1.3 Clarifying in the Materials and Methods how cultures were maintained in the 3-4 days prior to tsetse infections, including daily cell densities. Ideally, provide information on GFP expression, cell cycle, and morphology. While this will not fully resolve the concern, it will allow future reinterpretation of the data when early molecular events are better understood.

(2) Figure 1: This analysis lacks a positive control to confirm that NAG is working as expected. It would strengthen the paper if the authors showed that NAG improves stumpy infection. Once confirmed, the authors could discuss possible differences in the tsetse immune response to slender vs. stumpy forms to explain the absence of an effect on slender infections.

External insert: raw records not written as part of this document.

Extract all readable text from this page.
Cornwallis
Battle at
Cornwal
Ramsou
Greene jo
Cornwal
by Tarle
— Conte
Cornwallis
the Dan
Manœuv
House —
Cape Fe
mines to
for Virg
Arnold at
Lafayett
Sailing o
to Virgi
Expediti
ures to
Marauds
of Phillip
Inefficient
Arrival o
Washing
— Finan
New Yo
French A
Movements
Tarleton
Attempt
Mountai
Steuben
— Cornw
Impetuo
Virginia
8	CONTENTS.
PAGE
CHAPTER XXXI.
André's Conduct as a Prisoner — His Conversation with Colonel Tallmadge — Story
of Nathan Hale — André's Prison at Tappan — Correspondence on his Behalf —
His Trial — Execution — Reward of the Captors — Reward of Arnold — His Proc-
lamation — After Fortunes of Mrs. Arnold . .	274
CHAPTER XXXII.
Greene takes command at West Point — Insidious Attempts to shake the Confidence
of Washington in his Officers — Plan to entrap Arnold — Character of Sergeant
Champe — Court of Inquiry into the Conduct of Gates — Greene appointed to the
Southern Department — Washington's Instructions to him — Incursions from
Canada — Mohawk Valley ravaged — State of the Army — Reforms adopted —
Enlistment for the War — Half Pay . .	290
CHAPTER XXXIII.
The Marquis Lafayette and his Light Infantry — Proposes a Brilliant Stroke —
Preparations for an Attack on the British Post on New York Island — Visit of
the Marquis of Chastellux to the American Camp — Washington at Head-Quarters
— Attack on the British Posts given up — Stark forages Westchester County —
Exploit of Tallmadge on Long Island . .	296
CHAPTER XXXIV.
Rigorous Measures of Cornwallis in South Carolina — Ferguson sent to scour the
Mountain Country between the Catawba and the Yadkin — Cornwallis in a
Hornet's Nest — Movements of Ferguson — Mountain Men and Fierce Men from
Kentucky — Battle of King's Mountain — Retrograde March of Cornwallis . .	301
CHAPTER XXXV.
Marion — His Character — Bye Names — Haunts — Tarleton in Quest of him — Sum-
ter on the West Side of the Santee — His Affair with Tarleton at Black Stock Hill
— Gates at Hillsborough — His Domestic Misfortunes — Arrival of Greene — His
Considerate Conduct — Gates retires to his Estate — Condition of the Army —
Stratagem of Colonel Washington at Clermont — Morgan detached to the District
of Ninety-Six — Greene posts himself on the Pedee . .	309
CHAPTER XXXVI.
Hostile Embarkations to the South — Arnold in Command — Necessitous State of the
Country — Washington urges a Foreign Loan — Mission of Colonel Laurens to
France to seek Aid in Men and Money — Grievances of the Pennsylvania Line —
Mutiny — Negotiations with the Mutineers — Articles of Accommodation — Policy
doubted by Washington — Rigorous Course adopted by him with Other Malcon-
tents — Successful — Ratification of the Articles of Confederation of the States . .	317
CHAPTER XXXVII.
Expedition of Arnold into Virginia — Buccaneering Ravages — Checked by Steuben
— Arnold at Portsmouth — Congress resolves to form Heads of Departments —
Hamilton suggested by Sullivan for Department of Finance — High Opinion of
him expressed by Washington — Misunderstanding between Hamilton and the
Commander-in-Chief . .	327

(3) Figure 2. To conclude that teneral flies are less infected than non-teneral flies, data from Figures 1 and 2 must be directly comparable. Were these experiments performed simultaneously? Please clarify in the figure legends. Moreover, the non-teneral flies here are still relatively young (6-7 days old), limiting comparisons with Ngoune, TMJ et al. 2025, where flies were 2-3 weeks old.

(4) Figure 3. The PCA plot (A) appears to suggest the opposite of the authors' interpretation: slender differentiation seems to proceed through a transcriptome closer to stumpy profiles. Plotting DEG numbers (panel C) is informative, but how were paired conditions selected? Besides, plotting of the number of DEGs between consecutive time points within and between parasite types is also necessary. There may also be better computational tools to assess temporal relationships. Finally, how does PAD1 transcript abundance change over time in both populations? It would also be important to depict the upregulation of procyclic-specific genes.

(5) Could methylcellulose in the medium sensitize parasites to QS-signal, leading to more frequent and/or earlier differentiation, despite low densities? If so, cultures with vs. without methylcellulose might yield different proportions of early-differentiating (yet GFP-negative) parasites. This could explain discrepancies between the Engstler and Rotureau labs despite using the same strain. The field would benefit from reciprocal testing of culture conditions. Alternatively, the authors could compare infectivity and transcriptomes of their slender forms under three conditions: (i) in vitro with methylcellulose, (ii) in vitro without methylcellulose, and (iii) directly from mouse blood.